Question

According to the Center for Disease Control website, in 2011 at least 18% of high school students have smoked a cigarette. An Introduction to Statistics class in Davies County, KY conducted a hypothesis test at the local high school (a medium sized–approximately 1,200 students–small city demographic) to determine if the local high school’s percentage was lower. One hundred fifty students were chosen at random and surveyed. Of the 150 students surveyed, 82 have smoked. Use a significance level of 0.05 and using appropriate statistical evidence, conduct a hypothesis test and state the conclusions.

Short answer

Local high school’s proportion of students who smoke is less than 0.18

Step-by-step solution

State the null and alternate hypothesis. we have to conduct hypothesis test if high school students of small city demographic take less than 18% of students have smoked, on average.

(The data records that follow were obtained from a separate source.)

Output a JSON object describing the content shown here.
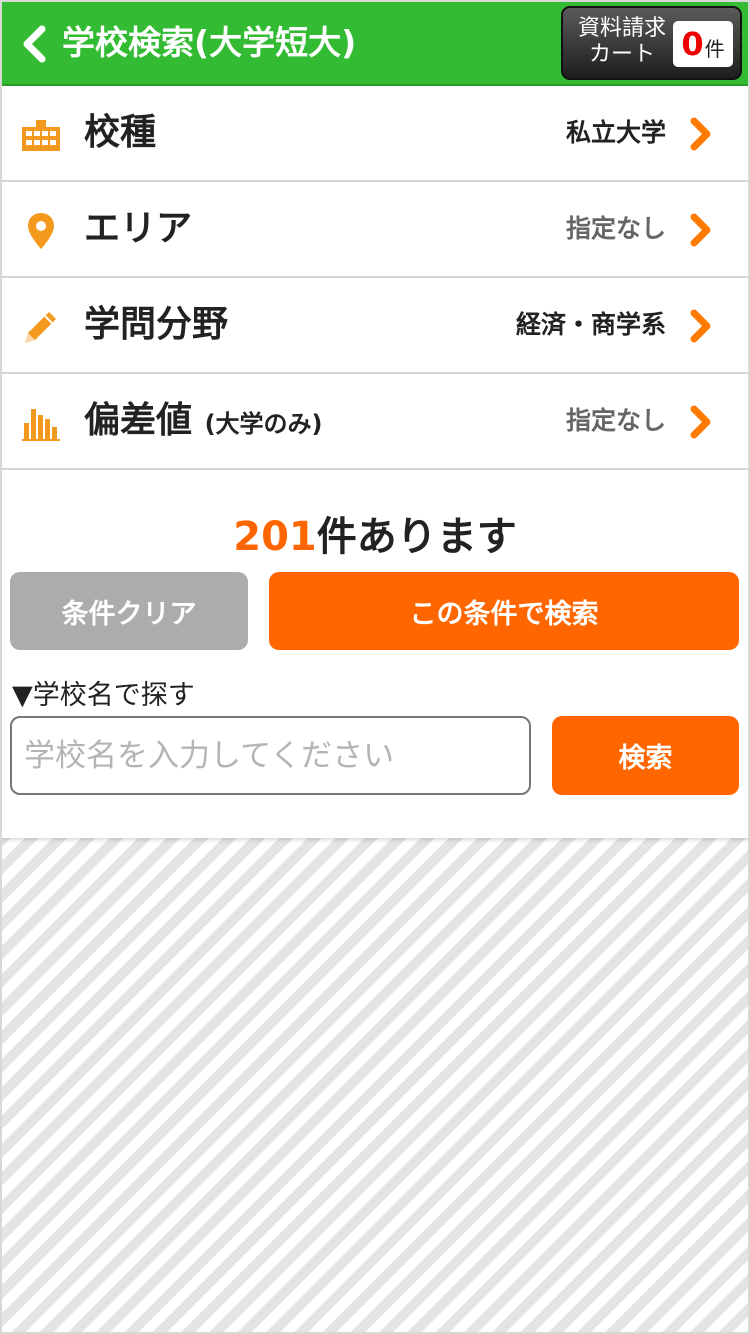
{
  "header": {
    "title": "学校検索(大学短大)",
    "cart_label": "資料請求\nカート",
    "cart_count": "0",
    "cart_unit": "件"
  },
  "filters": [
    {
      "icon": "school-building-icon",
      "label": "校種",
      "sub": "",
      "value": "私立大学"
    },
    {
      "icon": "location-pin-icon",
      "label": "エリア",
      "sub": "",
      "value": "指定なし"
    },
    {
      "icon": "pencil-icon",
      "label": "学問分野",
      "sub": "",
      "value": "経済・商学系"
    },
    {
      "icon": "bar-chart-icon",
      "label": "偏差値",
      "sub": "(大学のみ)",
      "value": "指定なし"
    }
  ],
  "results": {
    "count": "201",
    "suffix": "件あります"
  },
  "buttons": {
    "clear": "条件クリア",
    "search_conditions": "この条件で検索"
  },
  "name_search": {
    "heading": "▼学校名で探す",
    "placeholder": "学校名を入力してください",
    "button": "検索"
  },
  "colors": {
    "header_green": "#33bb33",
    "accent_orange": "#ff6600",
    "clear_gray": "#acacac"
  }
}
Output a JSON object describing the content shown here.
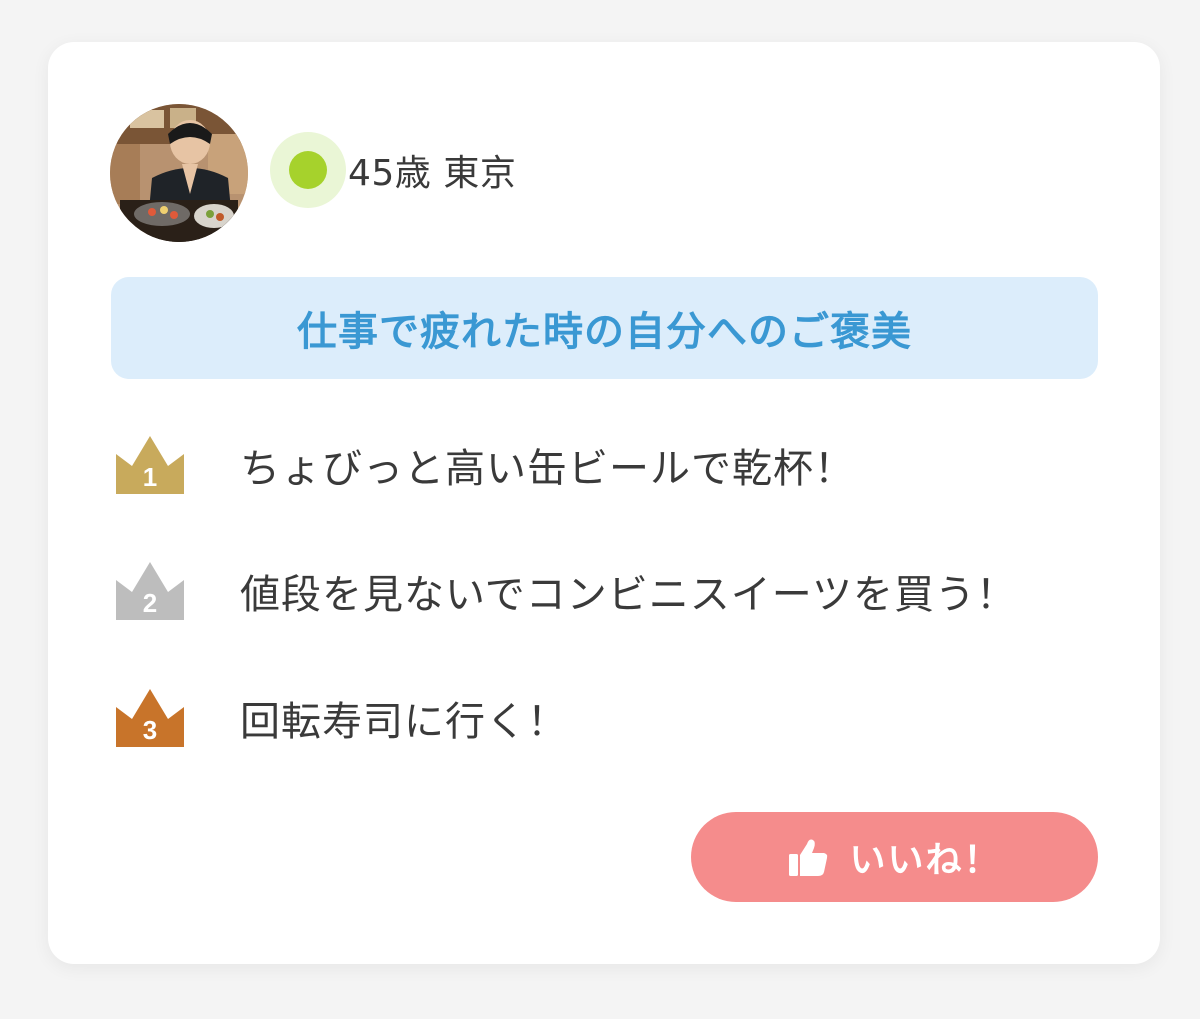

$H_0:p\ge 0.18;H_a:p<0.18$

Calculate the p-value using the normal distribution for proportions: 

$p-value=1$

In one to two complete sentences, explain what the p-value means for this problem. If the null hypothesis is true (the proportion is 0.18), then there is a 1.0000 probability that the sample (estimated) proportion is 0.547 or more.

Compare α and the p-value:Indicate the correct decision (“reject” or “do not reject” the null hypothesis), the reason for it, and write an appropriate conclusion, using complete sentences.

alpha	decision	reason for decision
0.05	Do not reject the null hypothesis.	$p-value>0.05$

Conclusion: At the 5% level of significance, there is not enough evidence to conclude that the local high school’s proportion of students who smoke is less than 0.18.